Figure 5. Pressure distribution; Left (without DAM, S1), middle (DAM- mandibular antepulsion, S2) and right (DAM-open mouth, S3) scenarios. Maximum pressure drop is reached for S1 scenario and minimum pressure drop in S2 configuration (mandibular antepulsion and open mouth).

4. Conclusion

This study helps us investigate the influence of an oral appliance like MAD in the treatment for SAHS combining functional medical image and CFD techniques. The image processing techniques allow us to obtain the geometrical model of the UA for the three scenarios and prove how a MAD induces changes in the structure of the upper airway. It is well known that high pressures in the UA provoke apnoea episodes, therefore decreasing the pressure drop will avoid those episodes, improving breathing and oxygenation during sleep. The most critical area in the UA is the velopharynx area. This restricted area directly induces a jet flow increasing the air velocity and pressure drop. Analyzing the results, we observe that when using a MAD, the volume increases considerably in the areas where the collapsibility is higher (velopharynx). The CFD analysis also shows the fluid characteristics in the UA are altered toward a shape that is less prone to collapse, the pressure decreases in the whole domain when MAD is used, (one of the desired effects). And even if, the pressure drop decreases in both positions, close mouth appears be more effective than open mouth. In order to quantify these effects, we have defined four indicators: two pressure indicators PS2/S1 and PS3/S1 and two area indicators AS2/S1 and AS3/S1. In this study, the UA models have been generated and analysed in the same manner and the normality was checked. To corroborate this preliminary conclusion, close mouth works better than open mouth, a larger cohort of patients would be needed.

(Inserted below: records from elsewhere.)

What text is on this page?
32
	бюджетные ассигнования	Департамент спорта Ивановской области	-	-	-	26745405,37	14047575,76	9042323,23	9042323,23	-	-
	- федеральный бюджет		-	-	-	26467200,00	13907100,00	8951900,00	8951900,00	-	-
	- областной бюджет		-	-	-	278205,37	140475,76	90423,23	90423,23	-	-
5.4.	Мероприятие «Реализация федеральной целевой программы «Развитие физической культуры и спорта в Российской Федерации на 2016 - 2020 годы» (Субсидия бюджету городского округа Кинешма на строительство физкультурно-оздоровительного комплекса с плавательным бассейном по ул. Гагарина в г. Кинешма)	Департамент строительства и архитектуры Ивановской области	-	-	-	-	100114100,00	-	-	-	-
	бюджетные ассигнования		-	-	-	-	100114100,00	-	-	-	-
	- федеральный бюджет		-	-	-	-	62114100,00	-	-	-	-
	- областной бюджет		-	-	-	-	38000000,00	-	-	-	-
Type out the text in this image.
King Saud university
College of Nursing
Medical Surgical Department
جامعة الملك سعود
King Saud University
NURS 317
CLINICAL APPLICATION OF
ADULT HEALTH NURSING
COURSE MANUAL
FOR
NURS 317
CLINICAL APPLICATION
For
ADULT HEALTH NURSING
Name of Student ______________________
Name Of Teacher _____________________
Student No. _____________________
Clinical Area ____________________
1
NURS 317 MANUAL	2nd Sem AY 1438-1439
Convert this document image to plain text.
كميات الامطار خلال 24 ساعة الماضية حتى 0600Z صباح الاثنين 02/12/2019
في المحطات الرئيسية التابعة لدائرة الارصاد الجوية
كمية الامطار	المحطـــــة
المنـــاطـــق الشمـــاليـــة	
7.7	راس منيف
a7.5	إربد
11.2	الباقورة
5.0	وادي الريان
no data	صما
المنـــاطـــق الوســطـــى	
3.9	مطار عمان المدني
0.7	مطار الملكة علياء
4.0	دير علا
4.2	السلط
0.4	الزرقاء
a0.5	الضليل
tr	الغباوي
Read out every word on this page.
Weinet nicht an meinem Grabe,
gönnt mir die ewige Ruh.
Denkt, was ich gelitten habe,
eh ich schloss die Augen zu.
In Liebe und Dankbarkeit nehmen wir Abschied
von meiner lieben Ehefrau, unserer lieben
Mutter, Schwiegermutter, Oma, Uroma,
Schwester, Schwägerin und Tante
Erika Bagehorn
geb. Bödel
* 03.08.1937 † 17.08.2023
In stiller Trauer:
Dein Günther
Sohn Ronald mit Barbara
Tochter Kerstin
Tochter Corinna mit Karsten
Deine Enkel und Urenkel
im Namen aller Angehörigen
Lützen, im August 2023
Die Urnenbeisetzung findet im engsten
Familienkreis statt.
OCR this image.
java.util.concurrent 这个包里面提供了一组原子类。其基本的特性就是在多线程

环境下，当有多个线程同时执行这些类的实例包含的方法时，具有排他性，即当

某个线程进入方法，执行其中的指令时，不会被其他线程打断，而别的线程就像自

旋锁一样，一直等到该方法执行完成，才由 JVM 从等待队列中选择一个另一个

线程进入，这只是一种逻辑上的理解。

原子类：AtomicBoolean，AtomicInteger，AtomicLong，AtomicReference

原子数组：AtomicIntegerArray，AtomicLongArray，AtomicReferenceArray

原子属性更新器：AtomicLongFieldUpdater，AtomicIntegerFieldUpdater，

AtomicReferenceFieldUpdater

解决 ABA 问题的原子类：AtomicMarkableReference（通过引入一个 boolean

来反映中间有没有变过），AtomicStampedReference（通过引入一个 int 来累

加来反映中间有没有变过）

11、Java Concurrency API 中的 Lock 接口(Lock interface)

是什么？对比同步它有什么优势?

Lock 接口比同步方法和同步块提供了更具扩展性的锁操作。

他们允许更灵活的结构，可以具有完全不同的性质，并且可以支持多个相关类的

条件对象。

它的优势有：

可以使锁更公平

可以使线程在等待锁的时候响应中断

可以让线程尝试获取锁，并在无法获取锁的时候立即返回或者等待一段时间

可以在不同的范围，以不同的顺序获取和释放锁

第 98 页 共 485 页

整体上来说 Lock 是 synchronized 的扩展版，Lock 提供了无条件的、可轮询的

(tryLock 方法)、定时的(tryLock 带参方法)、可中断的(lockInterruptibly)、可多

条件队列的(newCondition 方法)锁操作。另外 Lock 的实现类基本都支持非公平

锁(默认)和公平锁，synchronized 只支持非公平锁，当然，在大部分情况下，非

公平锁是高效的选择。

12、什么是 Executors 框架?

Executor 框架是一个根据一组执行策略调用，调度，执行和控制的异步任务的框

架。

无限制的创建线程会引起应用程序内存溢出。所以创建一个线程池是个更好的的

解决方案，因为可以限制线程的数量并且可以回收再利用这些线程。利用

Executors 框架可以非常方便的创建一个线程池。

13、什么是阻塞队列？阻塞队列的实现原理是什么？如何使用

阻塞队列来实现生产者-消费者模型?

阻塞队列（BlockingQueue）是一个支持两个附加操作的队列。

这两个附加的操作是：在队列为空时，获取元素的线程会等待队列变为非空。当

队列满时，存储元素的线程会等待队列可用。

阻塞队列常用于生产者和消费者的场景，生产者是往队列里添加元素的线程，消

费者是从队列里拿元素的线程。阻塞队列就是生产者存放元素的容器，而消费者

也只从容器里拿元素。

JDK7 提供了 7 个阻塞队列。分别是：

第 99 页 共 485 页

Although we found a strong correlation in our data with MAD treatment outcome, there are some limitations to the work. The complexity of the problem is of such magnitude that some simplifications in the modelling approach had to be adopted. The effect of the compliance of the pharynx wall has not been considered, due to the non-possibility to measure the external pressure induced/triggered by the muscular tone and the wall properties of the UA for each patient during sleep. These simplifications were adopted to reduce the complexity of the problem, since our main focus was to study the anatomical and physiological changes induced by using MAD treatment in different scenarios. Future research will consider the interaction with the pharynx wall to simulate how the walls are attracted towards where velocity is concentrated, as well as, take into account the external pressure. However, we believe our initial findings to be encouraging for a potential clinical methodology for SAHS treatment, and therefore an attractive method to model a likely treatment outcome with MAD in patient-specific airway geometry before the final implementation of the device.

Conflict of Interest

This manuscript has been prepared according to all ethical and scientific guidelines. No conflict of interest existed during the course of this study and the preparation of the manuscript.

Acknowledgements

This work was supported by Instituto Asturiano de Odontología.
Best Paper award at ICBES'18 in Madrid, Spain.